Most experts we consulted said with a chuckle that they rarely have leftovers, but if you do, they recommend keeping the original bottle and pouring the decanted wine back in, then sealing it with a vacuum pump and stopper, if you have one, or the cork. Another idea is to save and clean half bottles to store leftovers, so that there's already less air space. And refrigerate those leftovers, no matter the size of the bottle or the type of wine it holds (even reds will warm to a good serving temperature in the glass).

Does decanting do anything for inexpensive, everyday wines? "I wouldn't decant jug wine," says Johnnes. "I'd fill it with ice cubes to kill the flavor." Yet Robinson thinks everyday wines are ideal for people to experiment with and sample after decanting them and letting them sit out for different lengths of time.
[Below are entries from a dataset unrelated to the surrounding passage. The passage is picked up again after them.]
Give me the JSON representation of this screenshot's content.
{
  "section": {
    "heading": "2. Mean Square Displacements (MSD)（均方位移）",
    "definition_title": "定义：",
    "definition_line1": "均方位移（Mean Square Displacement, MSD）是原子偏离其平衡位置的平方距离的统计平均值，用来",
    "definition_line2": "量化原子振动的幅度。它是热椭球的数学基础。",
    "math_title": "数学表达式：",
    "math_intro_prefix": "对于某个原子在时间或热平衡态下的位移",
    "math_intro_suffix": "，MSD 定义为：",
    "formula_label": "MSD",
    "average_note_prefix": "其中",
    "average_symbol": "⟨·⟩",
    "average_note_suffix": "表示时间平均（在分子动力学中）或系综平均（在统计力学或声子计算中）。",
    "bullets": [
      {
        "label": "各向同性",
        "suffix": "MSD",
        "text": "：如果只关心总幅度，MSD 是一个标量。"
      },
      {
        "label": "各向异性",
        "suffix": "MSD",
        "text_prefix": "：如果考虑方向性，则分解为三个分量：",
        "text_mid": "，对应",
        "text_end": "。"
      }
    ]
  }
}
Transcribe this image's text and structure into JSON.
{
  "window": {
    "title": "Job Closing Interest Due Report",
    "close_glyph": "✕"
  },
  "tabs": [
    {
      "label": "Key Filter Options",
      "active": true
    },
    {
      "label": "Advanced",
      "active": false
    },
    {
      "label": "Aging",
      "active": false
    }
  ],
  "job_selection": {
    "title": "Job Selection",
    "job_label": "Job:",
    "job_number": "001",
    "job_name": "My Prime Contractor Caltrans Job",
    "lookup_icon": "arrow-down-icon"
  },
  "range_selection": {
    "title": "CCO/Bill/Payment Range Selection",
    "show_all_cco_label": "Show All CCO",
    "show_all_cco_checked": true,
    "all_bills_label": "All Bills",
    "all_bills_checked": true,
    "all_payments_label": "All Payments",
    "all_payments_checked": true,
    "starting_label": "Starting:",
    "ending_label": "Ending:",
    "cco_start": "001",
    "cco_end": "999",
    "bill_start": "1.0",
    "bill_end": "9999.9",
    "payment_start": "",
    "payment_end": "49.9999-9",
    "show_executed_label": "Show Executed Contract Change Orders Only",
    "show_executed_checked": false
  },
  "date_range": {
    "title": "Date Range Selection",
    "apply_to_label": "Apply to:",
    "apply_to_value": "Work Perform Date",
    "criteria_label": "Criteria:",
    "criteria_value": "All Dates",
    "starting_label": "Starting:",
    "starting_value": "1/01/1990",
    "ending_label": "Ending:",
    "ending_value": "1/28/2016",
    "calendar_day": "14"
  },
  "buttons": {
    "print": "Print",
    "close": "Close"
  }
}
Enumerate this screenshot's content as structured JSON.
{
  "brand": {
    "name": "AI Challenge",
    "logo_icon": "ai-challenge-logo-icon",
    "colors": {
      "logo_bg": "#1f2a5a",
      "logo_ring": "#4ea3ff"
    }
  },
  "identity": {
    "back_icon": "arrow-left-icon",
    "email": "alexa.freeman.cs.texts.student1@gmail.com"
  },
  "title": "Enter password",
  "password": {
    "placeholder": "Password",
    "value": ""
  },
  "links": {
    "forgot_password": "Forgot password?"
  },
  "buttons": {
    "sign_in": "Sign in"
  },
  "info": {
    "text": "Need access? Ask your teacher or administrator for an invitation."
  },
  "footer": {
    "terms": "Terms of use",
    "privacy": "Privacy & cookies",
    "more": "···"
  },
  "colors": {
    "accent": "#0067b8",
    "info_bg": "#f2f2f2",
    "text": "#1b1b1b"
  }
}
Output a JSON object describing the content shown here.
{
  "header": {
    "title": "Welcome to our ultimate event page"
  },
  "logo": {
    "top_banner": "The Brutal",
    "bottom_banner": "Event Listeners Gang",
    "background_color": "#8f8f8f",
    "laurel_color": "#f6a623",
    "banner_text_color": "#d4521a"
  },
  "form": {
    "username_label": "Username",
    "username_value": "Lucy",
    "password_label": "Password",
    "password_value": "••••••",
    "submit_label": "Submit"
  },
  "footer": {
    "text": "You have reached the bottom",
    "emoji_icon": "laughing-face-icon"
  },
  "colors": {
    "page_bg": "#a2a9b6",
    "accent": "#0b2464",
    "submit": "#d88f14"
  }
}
And Chang loves to decant inexpensive wines. "After being a sommelier for 15 years, I've tasted everything from an $8 bottle of Cabernet all the way up to one that's priceless, and I think it's possible to take an $8 bottle of Cabernet and make it taste like a $50 bottle."

On reflection, decanting must explain how, many years ago, my in-laws were able to pass off Gallo Hearty Burgundy to a wine snob they had invited for dinner, who commented repeatedly during the evening about how marvelous the wine was. According to family lore, my in-laws struggled to keep from laughing, because for them, the decanter was their secret weapon to disguise the fact that they refused to spend a lot of money on wine. How fortuitous that by decanting the wine to hide the telltale bottle and label, they no doubt had improved upon its flavor.